The obvious benefits to us by helping others feel safe is:

  • Our own health and physiology improves
  • We see and experience the innate wisdom and beauty of the individual who is underneath their layers of protection
  • We can have a deeper more meaningful connection with them
  • They respond to us with a generous spirit
  • Their creative intelligence is unleashed
  • The butterfly effect* is activated in a beneficial way!

* butterfly effect – the phenomenon whereby a small change at one place in a complex system can have large effects elsewhere

Try this

In every moment of every day, put your focus on helping others to feel safe.  Whether they are your family, colleagues, staff, community leaders, teachers, strangers, everyone with whom you interact – focus on their safety.

How do we help others feel safe?

The competencies of emotional intelligence are naturally engaged when we shift our focus to helping others feel safe.
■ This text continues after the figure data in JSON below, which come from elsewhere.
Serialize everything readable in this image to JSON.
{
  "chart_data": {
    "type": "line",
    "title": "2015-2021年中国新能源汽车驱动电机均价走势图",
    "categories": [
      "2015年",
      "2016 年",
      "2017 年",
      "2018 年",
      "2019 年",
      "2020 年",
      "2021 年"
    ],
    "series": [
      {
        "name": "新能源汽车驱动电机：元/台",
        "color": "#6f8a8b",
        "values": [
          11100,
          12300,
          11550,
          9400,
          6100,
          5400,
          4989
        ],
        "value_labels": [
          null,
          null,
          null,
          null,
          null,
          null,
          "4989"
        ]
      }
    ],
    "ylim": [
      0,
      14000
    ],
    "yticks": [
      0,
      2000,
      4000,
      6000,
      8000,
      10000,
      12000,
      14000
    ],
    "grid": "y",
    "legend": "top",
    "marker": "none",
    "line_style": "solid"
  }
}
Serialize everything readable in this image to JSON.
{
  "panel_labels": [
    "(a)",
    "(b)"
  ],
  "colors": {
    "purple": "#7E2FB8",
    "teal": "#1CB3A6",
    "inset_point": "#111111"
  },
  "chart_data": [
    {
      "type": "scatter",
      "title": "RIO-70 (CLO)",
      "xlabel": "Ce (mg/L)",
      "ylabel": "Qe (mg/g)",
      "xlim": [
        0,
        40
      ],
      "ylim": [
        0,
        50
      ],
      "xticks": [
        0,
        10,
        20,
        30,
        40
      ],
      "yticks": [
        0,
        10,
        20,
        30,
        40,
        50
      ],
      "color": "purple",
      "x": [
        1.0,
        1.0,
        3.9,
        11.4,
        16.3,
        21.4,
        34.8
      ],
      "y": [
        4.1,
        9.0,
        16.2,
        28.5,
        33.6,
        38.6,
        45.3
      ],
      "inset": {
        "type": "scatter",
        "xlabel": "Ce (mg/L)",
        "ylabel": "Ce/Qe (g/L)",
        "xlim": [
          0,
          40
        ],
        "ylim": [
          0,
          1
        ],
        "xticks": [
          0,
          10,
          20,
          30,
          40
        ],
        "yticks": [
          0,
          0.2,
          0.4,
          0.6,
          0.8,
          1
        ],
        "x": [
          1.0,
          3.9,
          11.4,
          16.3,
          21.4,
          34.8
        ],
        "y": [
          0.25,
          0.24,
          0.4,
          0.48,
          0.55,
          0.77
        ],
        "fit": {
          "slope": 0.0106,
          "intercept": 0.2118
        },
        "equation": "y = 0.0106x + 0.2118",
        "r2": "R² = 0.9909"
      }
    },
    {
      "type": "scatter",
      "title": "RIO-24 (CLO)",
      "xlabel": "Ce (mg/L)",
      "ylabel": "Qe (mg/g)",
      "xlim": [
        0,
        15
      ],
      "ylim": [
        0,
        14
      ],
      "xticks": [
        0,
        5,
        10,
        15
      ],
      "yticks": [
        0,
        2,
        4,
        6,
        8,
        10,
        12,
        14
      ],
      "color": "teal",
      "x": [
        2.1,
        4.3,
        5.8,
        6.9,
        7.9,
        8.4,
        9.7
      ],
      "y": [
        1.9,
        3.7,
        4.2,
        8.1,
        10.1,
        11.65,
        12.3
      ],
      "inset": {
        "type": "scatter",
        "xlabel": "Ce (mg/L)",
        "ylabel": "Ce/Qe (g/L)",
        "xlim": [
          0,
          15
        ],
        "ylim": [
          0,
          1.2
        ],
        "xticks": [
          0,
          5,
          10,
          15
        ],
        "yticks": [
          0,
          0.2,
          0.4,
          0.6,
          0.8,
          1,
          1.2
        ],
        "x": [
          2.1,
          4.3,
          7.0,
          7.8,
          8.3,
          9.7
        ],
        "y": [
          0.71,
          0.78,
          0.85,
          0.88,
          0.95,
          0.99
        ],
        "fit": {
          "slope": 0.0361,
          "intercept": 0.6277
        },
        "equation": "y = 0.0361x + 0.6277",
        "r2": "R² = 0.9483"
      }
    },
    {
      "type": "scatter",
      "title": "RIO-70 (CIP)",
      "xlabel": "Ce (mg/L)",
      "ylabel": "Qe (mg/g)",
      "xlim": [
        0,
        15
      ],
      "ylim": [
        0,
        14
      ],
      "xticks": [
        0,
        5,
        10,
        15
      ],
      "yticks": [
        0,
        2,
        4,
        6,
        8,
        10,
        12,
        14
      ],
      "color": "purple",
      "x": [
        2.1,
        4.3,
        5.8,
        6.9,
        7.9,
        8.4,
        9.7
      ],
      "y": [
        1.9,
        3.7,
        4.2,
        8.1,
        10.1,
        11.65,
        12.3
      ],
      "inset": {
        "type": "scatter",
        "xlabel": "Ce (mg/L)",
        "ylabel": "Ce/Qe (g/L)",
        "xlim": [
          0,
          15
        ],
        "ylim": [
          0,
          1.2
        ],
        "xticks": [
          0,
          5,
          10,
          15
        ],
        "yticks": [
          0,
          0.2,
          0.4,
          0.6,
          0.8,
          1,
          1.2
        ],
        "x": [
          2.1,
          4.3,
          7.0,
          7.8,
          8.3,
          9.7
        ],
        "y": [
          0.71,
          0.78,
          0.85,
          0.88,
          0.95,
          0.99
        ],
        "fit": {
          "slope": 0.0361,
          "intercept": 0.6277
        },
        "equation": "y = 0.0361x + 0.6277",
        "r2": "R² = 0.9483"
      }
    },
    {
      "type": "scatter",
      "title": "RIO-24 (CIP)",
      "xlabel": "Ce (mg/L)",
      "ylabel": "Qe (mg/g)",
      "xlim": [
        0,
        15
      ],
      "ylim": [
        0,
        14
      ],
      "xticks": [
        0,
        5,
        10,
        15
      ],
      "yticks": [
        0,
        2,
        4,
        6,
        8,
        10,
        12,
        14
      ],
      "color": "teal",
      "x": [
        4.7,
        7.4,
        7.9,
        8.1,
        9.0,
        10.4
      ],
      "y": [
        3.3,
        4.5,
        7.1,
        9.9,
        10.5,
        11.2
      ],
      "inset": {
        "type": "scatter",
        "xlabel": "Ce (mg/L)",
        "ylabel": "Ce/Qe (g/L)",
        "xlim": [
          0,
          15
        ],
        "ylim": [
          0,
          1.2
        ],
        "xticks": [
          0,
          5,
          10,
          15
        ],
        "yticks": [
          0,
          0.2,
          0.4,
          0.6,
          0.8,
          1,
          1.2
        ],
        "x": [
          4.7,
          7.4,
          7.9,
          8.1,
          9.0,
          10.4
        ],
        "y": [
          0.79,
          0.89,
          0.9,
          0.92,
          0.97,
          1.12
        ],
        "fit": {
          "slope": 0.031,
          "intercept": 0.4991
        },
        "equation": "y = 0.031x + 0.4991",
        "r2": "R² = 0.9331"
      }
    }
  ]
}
10 practical things you can do

  1. Regulate your autonomic nervous system (ANS) – when it reacts to what it considers a threat, your body gives off signs that others consciously and unconsciously detect.  Slow deep breathing is effective, however there are many ways to bring your ANS back to homeostasis.
  2. Practice non-judgment – thoughts and emotions are NOT private, so even silent judgments will be detected.
  3. Never make the other person wrong – accept that their view has as much validity for them as yours does for you.
  4. Accept all mistakes, disasters, catastrophes as learning opportunities.
  5. Be consistent –when you are consistent, there are no surprises.
  6. Always (appropriately) self-disclose.  Let others know how you are (eg. ‘feeling a little distracted because your are concerned about the outcome of …’).
  7. Be congruent – do not pretend.  If you are withholding information that cannot be shared – say so.
  8. Appreciate instead of praise and share with others how their behavior / effort has contributed to your well-being.  When we praise others with comments like “good job,” this puts you in a position of approval/disapproval.
  9. Be vulnerable – model that it is ok to be unsure, and open to possibility.
  10. Do not rescue – instead, be compassionate and assist others to find their own solutions.  When we rescue others, we are implying that they are not capable of finding their own solutions (i.e. not safe).
  11. Do not give advice – for similar reasons to not rescuing UNLESS they ask for advice – in writing with at least two witnesses, and agree not to blame you when they listen to you and their life becomes a disaster!

A shift of focus

We shift perspective when we focus on other’s safety.  We are in a place of service-to-other, and lift our own consciousness.  Our world-view has expanded to include the well-being of others.  Perhaps this is a practical way to anchor peace in our lives, and let the butterfly effect do the rest?